Believe it or not, some cannabis users favour the subtler effects that reggie weed offers. Of course, nobody willingly goes out of their way to smoke chemical-laden buds packed with seeds and stems. Rather, these individuals are seeking a THC content that is on the milder side, as well as a lower price tag.

It’s no secret that many modern cultivars contain excessive THC levels. While some like to smoke the strongest strains during every session, others are looking for a less-pronounced but still notable experience. In this case, though, it’s far better to opt for a high-quality strain with a naturally mild THC content than it is to waste money on a lacklustre product that hasn’t been given the necessary care and attention. Even if reggie weed is cheaper outright, its returns quickly diminish.

What Can You Do With Reggie Weed?

So, what do you do if you find yourself with a bag of reggie weed?
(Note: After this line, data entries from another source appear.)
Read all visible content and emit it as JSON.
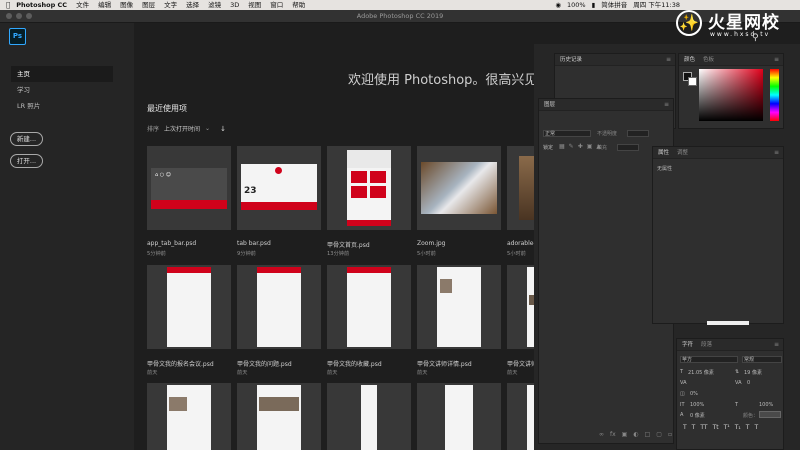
{
  "menubar": {
    "app": "Photoshop CC",
    "items": [
      "文件",
      "编辑",
      "图像",
      "图层",
      "文字",
      "选择",
      "滤镜",
      "3D",
      "视图",
      "窗口",
      "帮助"
    ],
    "battery": "100%",
    "ime": "简体拼音",
    "clock": "周四 下午11:38"
  },
  "window": {
    "title": "Adobe Photoshop CC 2019"
  },
  "watermark": {
    "brand": "火星网校",
    "url": "www.hxsd.tv"
  },
  "sidebar": {
    "logo": "Ps",
    "items": [
      {
        "label": "主页"
      },
      {
        "label": "学习"
      },
      {
        "label": "LR 照片"
      }
    ],
    "new_label": "新建...",
    "open_label": "打开..."
  },
  "home": {
    "welcome": "欢迎使用 Photoshop。很高兴见到你",
    "recent_title": "最近使用项",
    "sort_label": "排序",
    "sort_value": "上次打开时间",
    "files": [
      {
        "name": "app_tab_bar.psd",
        "time": "5分钟前"
      },
      {
        "name": "tab bar.psd",
        "time": "9分钟前"
      },
      {
        "name": "甲骨文首页.psd",
        "time": "13分钟前"
      },
      {
        "name": "Zoom.jpg",
        "time": "5小时前"
      },
      {
        "name": "adorable-ar",
        "time": "5小时前"
      },
      {
        "name": "甲骨文我的报名会议.psd",
        "time": "前天"
      },
      {
        "name": "甲骨文我的问题.psd",
        "time": "前天"
      },
      {
        "name": "甲骨文我的收藏.psd",
        "time": "前天"
      },
      {
        "name": "甲骨文讲师详情.psd",
        "time": "前天"
      },
      {
        "name": "甲骨文讲师",
        "time": "前天"
      }
    ],
    "thumb_date": "23"
  },
  "panels": {
    "history": {
      "title": "历史记录"
    },
    "color": {
      "tab1": "颜色",
      "tab2": "色板"
    },
    "layers": {
      "title": "图层",
      "kind": "正常",
      "opacity_label": "不透明度",
      "lock_label": "锁定",
      "fill_label": "填充"
    },
    "properties": {
      "tab1": "属性",
      "tab2": "调整",
      "empty": "无属性"
    },
    "character": {
      "tab1": "字符",
      "tab2": "段落",
      "font": "苹方",
      "style": "常规",
      "size": "21.05 像素",
      "leading": "19 像素",
      "kerning": "0",
      "tracking_pct": "0%",
      "scale_v": "100%",
      "scale_h": "100%",
      "baseline": "0 像素",
      "color_label": "颜色："
    }
  },
  "colors": {
    "accent_red": "#d0021b",
    "ps_blue": "#31a8ff"
  }
}
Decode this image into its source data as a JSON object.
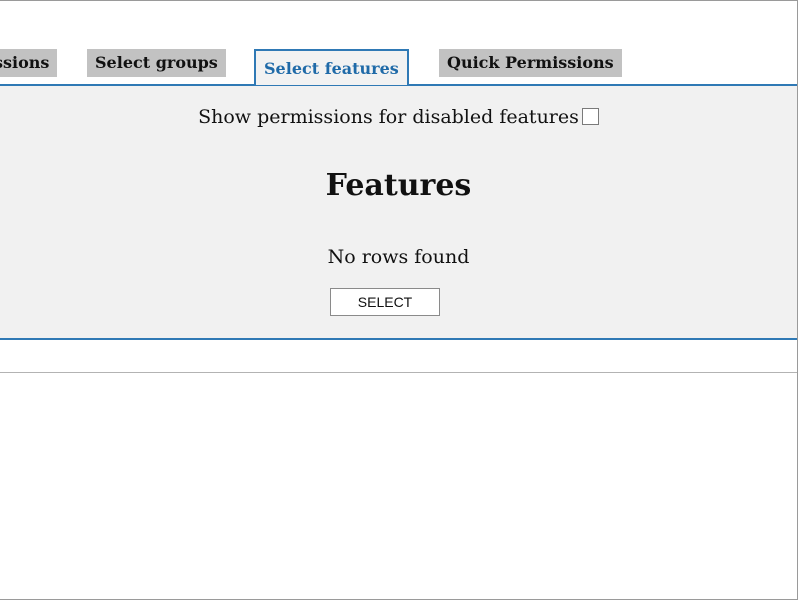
{
  "tabs": [
    {
      "label": "Permissions",
      "visible_label": "ssions",
      "active": false
    },
    {
      "label": "Select groups",
      "active": false
    },
    {
      "label": "Select features",
      "active": true
    },
    {
      "label": "Quick Permissions",
      "active": false
    }
  ],
  "panel": {
    "show_disabled_label": "Show permissions for disabled features",
    "show_disabled_checked": false,
    "title": "Features",
    "empty_message": "No rows found",
    "select_button": "SELECT"
  },
  "colors": {
    "accent": "#2f79b5",
    "active_tab_text": "#1f6aa8",
    "tab_bg": "#c2c2c2",
    "panel_bg": "#f1f1f1"
  }
}
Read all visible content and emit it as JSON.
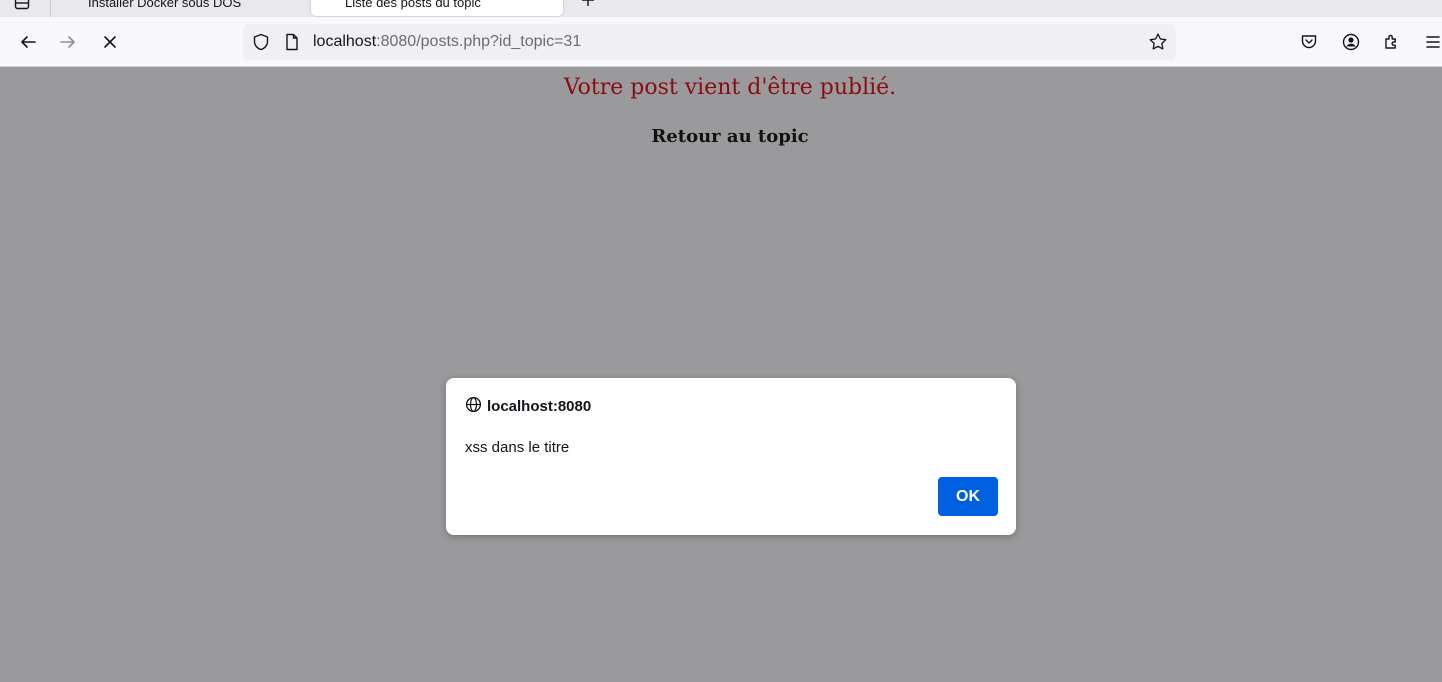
{
  "tabs": [
    {
      "title": "Installer Docker sous DOS",
      "active": false
    },
    {
      "title": "Liste des posts du topic",
      "active": true
    }
  ],
  "urlbar": {
    "host": "localhost",
    "rest": ":8080/posts.php?id_topic=31"
  },
  "page": {
    "message": "Votre post vient d'être publié.",
    "back_link": "Retour au topic"
  },
  "dialog": {
    "origin": "localhost:8080",
    "text": "xss dans le titre",
    "ok_label": "OK"
  },
  "colors": {
    "message": "#8b0c10",
    "ok_button": "#0061e0",
    "overlay_background": "#9a9a9c"
  }
}
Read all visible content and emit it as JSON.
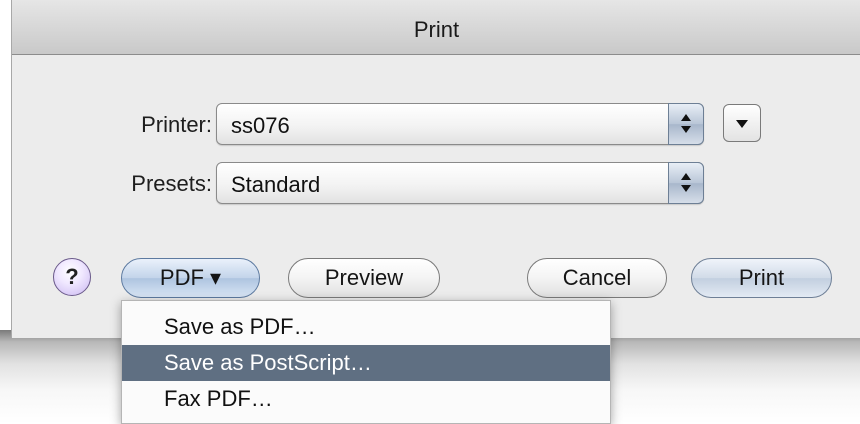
{
  "window": {
    "title": "Print"
  },
  "printer": {
    "label": "Printer:",
    "value": "ss076"
  },
  "presets": {
    "label": "Presets:",
    "value": "Standard"
  },
  "buttons": {
    "help": "?",
    "pdf": "PDF ▾",
    "preview": "Preview",
    "cancel": "Cancel",
    "print": "Print"
  },
  "pdf_menu": {
    "items": [
      {
        "label": "Save as PDF…"
      },
      {
        "label": "Save as PostScript…"
      },
      {
        "label": "Fax PDF…"
      }
    ],
    "selected_index": 1
  },
  "colors": {
    "menu_highlight": "#5f6f82",
    "dialog_background": "#ececec"
  }
}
Though it’s not going to offer a satisfying smoke on its own, it can be put to use. After all, as long as it still contains some cannabinoids, there is a high to be harnessed from this far-less-than-ideal stash. Here’s what you can do:

• Use it to bulk out a stash of good weed to make it last longer
• Make edibles or tinctures
• Grind it up to collect the trichomes, and use it to make hash
• Make **topicals from the stems
**topicals from the stems - https://www.royalqueenseeds.com/blog-how-to-reuse-cannabis-stems-n475

Reggie Weed: To Smoke or Not to Smoke?

And just like that, you’re a fountain of knowledge on reggie weed. At a guess, we’d say you’re pretty likely to steer clear of these low-grade buds going forward. Their poor potency, lack of flavour and aroma, and possible contamination displace them from the menu of most smokers. However, if you have access to nothing else, or simply enjoy milder cannabis, then go ahead and do you. Just make sure whatever you’re smoking doesn’t contain any traces of mould or nasty chemicals.